If you’re a worker in Texas, you’re probably no stranger to wage theft. This happens when an employer fails to pay an employee the wages or benefits to which they are legally entitled. This can happen in several ways, some of which are more obvious than others.
How does wage theft happen?
An employer not paying overtime is one of the most common forms of wage theft, leading to overtime compensation claims. Overtime is time that is worked beyond a regular workweek, and it’s usually paid at one and a half times an employee’s regular rate of pay.
Another common way wage theft happens is when an employer doesn’t pay the minimum wage. The minimum wage in Texas is currently $7.25 per hour, but many employers don’t bother to comply with this law.
Wage theft can also occur when an employer doesn’t provide the proper breaks, or when it requires people to work off the clock. Lastly, if your employer deducts money from your paycheck for things like uniforms or equipment, it may be committing wage theft.
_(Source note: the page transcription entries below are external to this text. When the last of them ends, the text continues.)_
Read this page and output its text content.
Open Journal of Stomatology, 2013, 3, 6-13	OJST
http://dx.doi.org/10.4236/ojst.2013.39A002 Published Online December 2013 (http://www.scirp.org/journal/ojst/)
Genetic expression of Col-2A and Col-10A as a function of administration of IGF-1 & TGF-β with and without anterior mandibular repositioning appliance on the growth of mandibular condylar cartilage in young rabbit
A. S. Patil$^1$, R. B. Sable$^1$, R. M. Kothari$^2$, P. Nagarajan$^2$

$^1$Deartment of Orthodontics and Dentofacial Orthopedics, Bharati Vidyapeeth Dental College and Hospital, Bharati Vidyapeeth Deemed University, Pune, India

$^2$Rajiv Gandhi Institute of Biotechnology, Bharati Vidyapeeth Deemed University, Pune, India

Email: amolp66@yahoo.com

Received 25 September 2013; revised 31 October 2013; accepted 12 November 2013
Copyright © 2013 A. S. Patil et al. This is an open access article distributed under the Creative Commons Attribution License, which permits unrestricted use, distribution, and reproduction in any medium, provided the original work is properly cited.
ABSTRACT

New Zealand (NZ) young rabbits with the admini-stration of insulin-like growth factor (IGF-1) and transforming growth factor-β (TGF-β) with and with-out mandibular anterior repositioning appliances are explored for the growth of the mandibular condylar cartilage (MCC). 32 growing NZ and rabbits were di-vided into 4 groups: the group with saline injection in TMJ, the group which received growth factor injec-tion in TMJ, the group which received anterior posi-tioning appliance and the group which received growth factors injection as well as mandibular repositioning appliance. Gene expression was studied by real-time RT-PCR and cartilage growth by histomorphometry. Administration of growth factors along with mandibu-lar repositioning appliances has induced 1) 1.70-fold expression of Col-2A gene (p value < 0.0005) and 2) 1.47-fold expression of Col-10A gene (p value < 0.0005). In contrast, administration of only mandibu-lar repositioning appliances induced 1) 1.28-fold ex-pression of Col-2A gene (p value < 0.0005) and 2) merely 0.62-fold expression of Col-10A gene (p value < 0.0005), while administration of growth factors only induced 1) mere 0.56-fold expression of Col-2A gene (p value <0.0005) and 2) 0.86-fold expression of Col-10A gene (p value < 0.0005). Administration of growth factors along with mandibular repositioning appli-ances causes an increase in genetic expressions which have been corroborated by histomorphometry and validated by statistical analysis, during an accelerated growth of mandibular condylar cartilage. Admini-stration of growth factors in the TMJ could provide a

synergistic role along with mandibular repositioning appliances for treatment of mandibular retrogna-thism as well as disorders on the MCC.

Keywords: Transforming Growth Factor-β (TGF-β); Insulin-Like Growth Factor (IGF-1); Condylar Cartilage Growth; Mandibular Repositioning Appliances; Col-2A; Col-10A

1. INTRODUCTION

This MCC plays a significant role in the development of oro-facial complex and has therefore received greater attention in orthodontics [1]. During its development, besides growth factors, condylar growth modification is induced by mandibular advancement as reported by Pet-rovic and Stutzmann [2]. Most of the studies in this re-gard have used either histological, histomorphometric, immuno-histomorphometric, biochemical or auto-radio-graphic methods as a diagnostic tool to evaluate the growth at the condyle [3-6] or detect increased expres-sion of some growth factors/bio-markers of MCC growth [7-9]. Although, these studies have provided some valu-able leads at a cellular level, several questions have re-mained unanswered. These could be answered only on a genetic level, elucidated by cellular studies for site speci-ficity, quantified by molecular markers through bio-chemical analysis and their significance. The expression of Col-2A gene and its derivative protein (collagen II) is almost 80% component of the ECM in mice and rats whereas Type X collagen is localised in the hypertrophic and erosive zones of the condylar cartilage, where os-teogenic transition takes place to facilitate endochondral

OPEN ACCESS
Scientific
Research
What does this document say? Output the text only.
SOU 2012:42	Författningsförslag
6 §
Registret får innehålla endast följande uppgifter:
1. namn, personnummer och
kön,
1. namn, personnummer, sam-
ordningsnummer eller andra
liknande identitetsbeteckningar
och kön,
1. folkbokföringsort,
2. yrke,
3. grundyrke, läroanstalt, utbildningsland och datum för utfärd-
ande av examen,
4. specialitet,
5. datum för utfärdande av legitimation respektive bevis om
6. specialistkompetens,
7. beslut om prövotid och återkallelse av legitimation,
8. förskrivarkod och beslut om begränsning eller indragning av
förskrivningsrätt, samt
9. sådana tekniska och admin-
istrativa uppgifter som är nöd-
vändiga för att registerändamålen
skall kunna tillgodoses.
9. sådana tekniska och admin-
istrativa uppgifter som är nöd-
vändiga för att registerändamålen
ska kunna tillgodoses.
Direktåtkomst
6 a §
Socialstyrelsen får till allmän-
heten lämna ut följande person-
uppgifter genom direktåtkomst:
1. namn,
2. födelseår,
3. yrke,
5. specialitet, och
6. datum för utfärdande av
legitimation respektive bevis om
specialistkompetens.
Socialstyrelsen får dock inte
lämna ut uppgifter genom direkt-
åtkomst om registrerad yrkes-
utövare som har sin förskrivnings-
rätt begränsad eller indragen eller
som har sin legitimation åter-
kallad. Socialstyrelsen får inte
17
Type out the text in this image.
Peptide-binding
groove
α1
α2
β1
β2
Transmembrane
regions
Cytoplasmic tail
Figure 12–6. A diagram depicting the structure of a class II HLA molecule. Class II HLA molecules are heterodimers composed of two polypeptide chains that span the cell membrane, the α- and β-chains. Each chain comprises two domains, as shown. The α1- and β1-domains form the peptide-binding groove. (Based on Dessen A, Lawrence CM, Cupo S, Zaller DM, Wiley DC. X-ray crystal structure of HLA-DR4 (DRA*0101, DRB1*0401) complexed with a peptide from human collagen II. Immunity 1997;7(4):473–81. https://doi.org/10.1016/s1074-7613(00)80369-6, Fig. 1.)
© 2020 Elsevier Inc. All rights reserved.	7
What can you do about wage theft?
First, you should try to talk to your employer about it. Many times, wage theft is the result of an honest mistake, and your employer may be willing to correct it. If talking to your employer doesn’t work, you can file a complaint with the Texas Workforce Commission (TWC). The TWC is the state agency that investigates wage theft complaints.
You can also file a lawsuit against your employer. If you decide to do this, you may want to familiarize yourself with the legal process and what to expect.
No one deserves to be a victim of wage theft, and you have options if it happens to you. No matter what you decide to do, however, it’s important to act quickly to rectify the problem. The sooner you do something about it, the likelier you are to recover the wages you’re owed.